To this end, this city offers no cancellation of human works, but rather their elevation. Twice we hear that:

 ‘the kings of the earth bring the glory and honour of the nations into it’.

It is indeed good news to hear that despite the three-day Easter drama of the horror inflicted on God, and despite all the horrors that nations inflict on one another, it will be the secular kings and nations who will be destined to know themselves players in this reconstituted Jerusalem. Having been at the Good Friday and Easter Day centre of judgement, and there ultimately destroyed as final authorities in the world, now they are to be dispensers of glory and honour – all that has been, and still is the work of the kings and nations – all the produce of nature, all the various human cultural achievements – music and sculpture, poetry and mathematics, philosophy, politics and economics – all enter into this holy Jerusalem to become ingredient in building up this final perfect work. And they do so, not as in some museum, but as an integration into a living whole, a dynamic re-creation. Because everything here is living, and is not closed or ossified, what human beings wished to be our creation with all its problematic outcomes is now promised to be recreated for all time.

‘Everything’ is here? Not quite. Those rejoicing in the decline in our day of what they call religion might be encouraged to hear explicitly that there is no temple here – no church buildings, no ordained ministers, no Church councils, no Synod property officers. But the tension increases even more. It is not simply that with no temple there is no longer any need of a particular place to express or enclose a sacred presence – it is even that the distinction between sacred and profane itself collapses; here each of our contrived divisions become immediate to the other. And this because the triune God is finally revealed to be immediate to all.

But there is yet more. In the vision the sun too disappears, though light nevertheless remains – a reversal of the images in the Genesis creation story, where we are told that the sun appears on the third day whereas light appears on the first.  But now it is the light of God which replaces the light of the sun – that light which ultimately must pass away because it is not eternal, but rather comes from a created source.
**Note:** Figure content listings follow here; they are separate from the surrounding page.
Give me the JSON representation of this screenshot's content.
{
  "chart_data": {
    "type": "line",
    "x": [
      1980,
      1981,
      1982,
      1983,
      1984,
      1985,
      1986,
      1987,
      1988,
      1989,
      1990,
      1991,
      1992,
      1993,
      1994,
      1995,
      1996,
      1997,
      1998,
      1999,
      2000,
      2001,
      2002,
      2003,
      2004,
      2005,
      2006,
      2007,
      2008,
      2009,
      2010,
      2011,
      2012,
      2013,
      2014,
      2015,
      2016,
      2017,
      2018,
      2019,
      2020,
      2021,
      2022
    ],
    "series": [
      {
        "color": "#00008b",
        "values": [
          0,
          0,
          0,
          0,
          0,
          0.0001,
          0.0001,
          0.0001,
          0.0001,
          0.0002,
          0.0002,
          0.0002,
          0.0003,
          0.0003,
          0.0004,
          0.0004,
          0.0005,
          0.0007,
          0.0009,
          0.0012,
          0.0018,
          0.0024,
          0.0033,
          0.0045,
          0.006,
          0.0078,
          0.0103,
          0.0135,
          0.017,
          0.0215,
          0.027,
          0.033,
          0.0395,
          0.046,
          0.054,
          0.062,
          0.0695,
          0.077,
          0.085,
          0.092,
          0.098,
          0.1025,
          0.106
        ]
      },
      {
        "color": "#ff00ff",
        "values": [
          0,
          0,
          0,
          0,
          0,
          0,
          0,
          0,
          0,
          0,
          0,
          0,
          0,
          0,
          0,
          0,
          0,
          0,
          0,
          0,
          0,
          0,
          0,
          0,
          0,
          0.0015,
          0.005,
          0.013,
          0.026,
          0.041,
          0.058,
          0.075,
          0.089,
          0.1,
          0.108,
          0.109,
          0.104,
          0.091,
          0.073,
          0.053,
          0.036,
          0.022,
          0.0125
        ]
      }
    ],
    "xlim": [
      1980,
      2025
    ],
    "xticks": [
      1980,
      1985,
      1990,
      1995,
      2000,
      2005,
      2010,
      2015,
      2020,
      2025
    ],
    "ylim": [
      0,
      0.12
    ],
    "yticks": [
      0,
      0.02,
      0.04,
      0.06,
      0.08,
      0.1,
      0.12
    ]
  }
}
We are, in truth, with this city – this New Jerusalem, this new vision of peace – in another dimension; in an ‘other’ universe, which has another structure which no longer fits human religious categories. Utopian? Surely not! For the gospel tells us that this city has in fact already been accomplished. We read this text in the Easter season because in a crucified human being the perfect union between God and the world has already been achieved. A new creation is already a present perfect reality awaiting the world’s performance.
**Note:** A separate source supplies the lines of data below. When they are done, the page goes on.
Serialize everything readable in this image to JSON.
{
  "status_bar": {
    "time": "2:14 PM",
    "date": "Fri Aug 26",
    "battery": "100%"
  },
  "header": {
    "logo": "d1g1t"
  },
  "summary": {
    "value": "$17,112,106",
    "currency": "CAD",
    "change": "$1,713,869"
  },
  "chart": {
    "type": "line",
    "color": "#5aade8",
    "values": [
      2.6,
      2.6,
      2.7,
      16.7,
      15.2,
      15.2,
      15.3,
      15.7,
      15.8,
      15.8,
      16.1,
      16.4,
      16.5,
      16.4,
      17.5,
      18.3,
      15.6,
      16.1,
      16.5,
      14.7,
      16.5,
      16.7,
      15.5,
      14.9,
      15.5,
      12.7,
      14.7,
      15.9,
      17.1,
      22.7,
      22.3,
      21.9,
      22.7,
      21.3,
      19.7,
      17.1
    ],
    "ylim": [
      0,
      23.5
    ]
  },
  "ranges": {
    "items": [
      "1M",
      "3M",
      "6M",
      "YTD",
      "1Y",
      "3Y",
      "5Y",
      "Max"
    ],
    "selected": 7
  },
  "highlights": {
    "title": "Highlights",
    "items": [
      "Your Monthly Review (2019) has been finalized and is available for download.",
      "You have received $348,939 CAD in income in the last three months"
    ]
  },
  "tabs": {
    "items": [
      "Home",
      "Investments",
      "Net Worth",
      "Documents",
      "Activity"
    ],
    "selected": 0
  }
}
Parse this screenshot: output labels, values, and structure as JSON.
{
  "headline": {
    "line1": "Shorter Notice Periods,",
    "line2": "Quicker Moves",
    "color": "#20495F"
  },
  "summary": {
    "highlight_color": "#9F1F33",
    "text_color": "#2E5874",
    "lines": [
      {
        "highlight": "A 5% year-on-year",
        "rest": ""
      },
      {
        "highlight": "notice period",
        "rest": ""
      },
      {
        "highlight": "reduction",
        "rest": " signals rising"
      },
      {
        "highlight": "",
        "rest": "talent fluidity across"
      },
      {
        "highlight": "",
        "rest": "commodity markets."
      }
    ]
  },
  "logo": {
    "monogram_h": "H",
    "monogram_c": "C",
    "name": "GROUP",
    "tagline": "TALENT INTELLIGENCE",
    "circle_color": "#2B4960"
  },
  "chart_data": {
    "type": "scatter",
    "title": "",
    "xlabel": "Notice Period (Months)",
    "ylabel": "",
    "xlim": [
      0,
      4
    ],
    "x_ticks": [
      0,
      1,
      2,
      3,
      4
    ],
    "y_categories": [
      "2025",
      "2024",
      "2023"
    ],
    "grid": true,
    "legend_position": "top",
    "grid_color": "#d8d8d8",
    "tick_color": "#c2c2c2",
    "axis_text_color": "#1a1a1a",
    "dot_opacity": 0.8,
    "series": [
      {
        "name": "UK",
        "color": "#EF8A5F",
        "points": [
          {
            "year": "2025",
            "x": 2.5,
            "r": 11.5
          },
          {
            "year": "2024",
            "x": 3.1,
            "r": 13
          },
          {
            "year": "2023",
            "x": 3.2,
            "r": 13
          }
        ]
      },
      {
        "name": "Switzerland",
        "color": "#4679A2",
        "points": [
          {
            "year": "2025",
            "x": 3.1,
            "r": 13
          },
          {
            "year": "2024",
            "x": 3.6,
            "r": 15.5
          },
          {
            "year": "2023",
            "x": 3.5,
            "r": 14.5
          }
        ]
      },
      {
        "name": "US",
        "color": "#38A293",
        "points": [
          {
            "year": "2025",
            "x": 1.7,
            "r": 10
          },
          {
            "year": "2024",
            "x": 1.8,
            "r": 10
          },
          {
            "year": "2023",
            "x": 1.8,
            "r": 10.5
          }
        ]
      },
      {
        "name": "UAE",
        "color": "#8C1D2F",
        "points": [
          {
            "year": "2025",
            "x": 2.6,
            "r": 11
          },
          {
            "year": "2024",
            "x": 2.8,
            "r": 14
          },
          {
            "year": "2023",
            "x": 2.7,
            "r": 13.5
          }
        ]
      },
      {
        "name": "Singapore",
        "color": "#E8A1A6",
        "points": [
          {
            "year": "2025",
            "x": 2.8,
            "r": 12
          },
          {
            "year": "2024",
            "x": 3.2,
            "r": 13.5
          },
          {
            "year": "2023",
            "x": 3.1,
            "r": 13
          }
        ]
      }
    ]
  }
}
In the faithful re-enactment of the worship of the Church, not least in the divinely appointed sacramental symbols of water, bread and wine we confirm the protest at the world’s present disunity which refuses to accept the truth of its own healing – a disunity in which the church also shares. For in this liturgical reality, we are given a union of things visible and invisible, a union of body and spirit, of heaven and earth – present faith raised to the vision of the new Creation.
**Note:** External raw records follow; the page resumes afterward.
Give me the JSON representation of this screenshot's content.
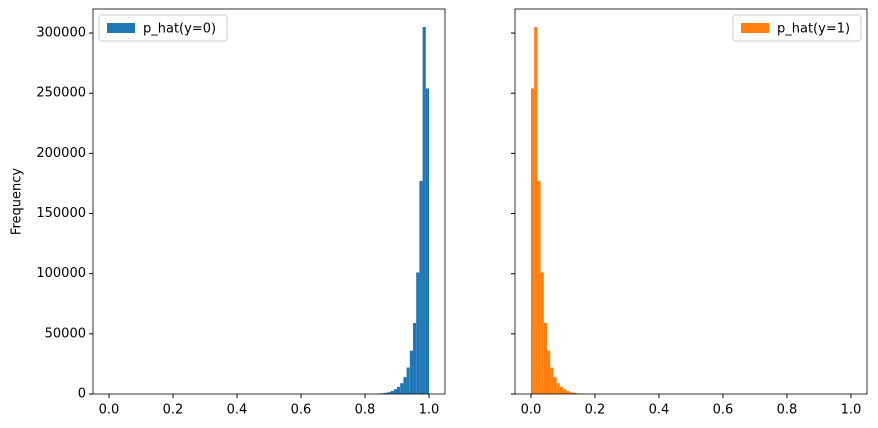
{
  "chart_data": [
    {
      "type": "histogram",
      "ylabel": "Frequency",
      "legend": "upper left",
      "bins": [
        0.8,
        0.81,
        0.82,
        0.83,
        0.84,
        0.85,
        0.86,
        0.87,
        0.88,
        0.89,
        0.9,
        0.91,
        0.92,
        0.93,
        0.94,
        0.95,
        0.96,
        0.97,
        0.98,
        0.99,
        1.0
      ],
      "series": [
        {
          "name": "p_hat(y=0)",
          "color": "#1f77b4",
          "values": [
            20,
            40,
            80,
            150,
            300,
            600,
            1000,
            1500,
            2500,
            4000,
            6000,
            9000,
            14000,
            22000,
            36000,
            59000,
            101000,
            177000,
            305000,
            254000
          ]
        }
      ],
      "xlim": [
        -0.05,
        1.05
      ],
      "xticks": [
        {
          "value": 0,
          "label": "0.0"
        },
        0.2,
        0.4,
        0.6,
        0.8,
        {
          "value": 1,
          "label": "1.0"
        }
      ],
      "ylim": [
        0,
        320000
      ],
      "yticks": [
        0,
        50000,
        100000,
        150000,
        200000,
        250000,
        300000
      ]
    },
    {
      "type": "histogram",
      "legend": "upper right",
      "bins": [
        0.0,
        0.01,
        0.02,
        0.03,
        0.04,
        0.05,
        0.06,
        0.07,
        0.08,
        0.09,
        0.1,
        0.11,
        0.12,
        0.13,
        0.14,
        0.15,
        0.16,
        0.17,
        0.18,
        0.19,
        0.2
      ],
      "series": [
        {
          "name": "p_hat(y=1)",
          "color": "#ff7f0e",
          "values": [
            254000,
            305000,
            177000,
            101000,
            59000,
            36000,
            22000,
            14000,
            9000,
            6000,
            4000,
            2500,
            1500,
            1000,
            600,
            300,
            150,
            80,
            40,
            20
          ]
        }
      ],
      "xlim": [
        -0.05,
        1.05
      ],
      "xticks": [
        {
          "value": 0,
          "label": "0.0"
        },
        0.2,
        0.4,
        0.6,
        0.8,
        {
          "value": 1,
          "label": "1.0"
        }
      ],
      "ylim": [
        0,
        320000
      ]
    }
  ]
}
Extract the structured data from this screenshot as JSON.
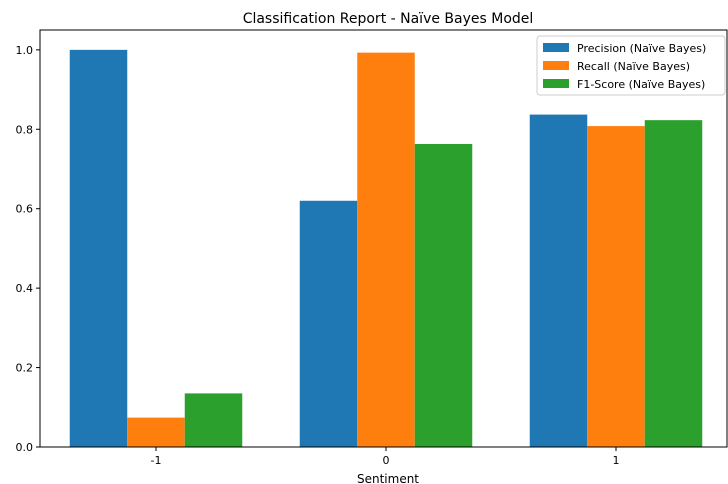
{
  "chart_data": {
    "type": "bar",
    "title": "Classification Report - Naïve Bayes Model",
    "xlabel": "Sentiment",
    "ylabel": "",
    "categories": [
      "-1",
      "0",
      "1"
    ],
    "ylim": [
      0,
      1.05
    ],
    "yticks": [
      "0.0",
      "0.2",
      "0.4",
      "0.6",
      "0.8",
      "1.0"
    ],
    "legend_position": "top-right",
    "grid": false,
    "series": [
      {
        "name": "Precision (Naïve Bayes)",
        "color": "#1f77b4",
        "values": [
          1.0,
          0.62,
          0.837
        ]
      },
      {
        "name": "Recall (Naïve Bayes)",
        "color": "#ff7f0e",
        "values": [
          0.074,
          0.993,
          0.808
        ]
      },
      {
        "name": "F1-Score (Naïve Bayes)",
        "color": "#2ca02c",
        "values": [
          0.135,
          0.763,
          0.823
        ]
      }
    ]
  }
}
So it is that already just here, in Christian churches destined to disappear, we not only see, but more to the point, by grace already enter the holy city, a new Jerusalem, coming down out of heaven from God. In other words, the joy and promise of our text is simply the assurance that endings are in sight for a humanity which surely sooner or later will find that the interminable is much harder to bear than termination.

All that remains for us now therefore is the boldness to confess: to this God, whom the vision of Revelation proposes as the One “who is, who was, and who is to come” – note the sequence of tenses, not who was, who is and who will be, but “who is, who was and who is to come” – to this God be all praise and thanksgiving, now and forever.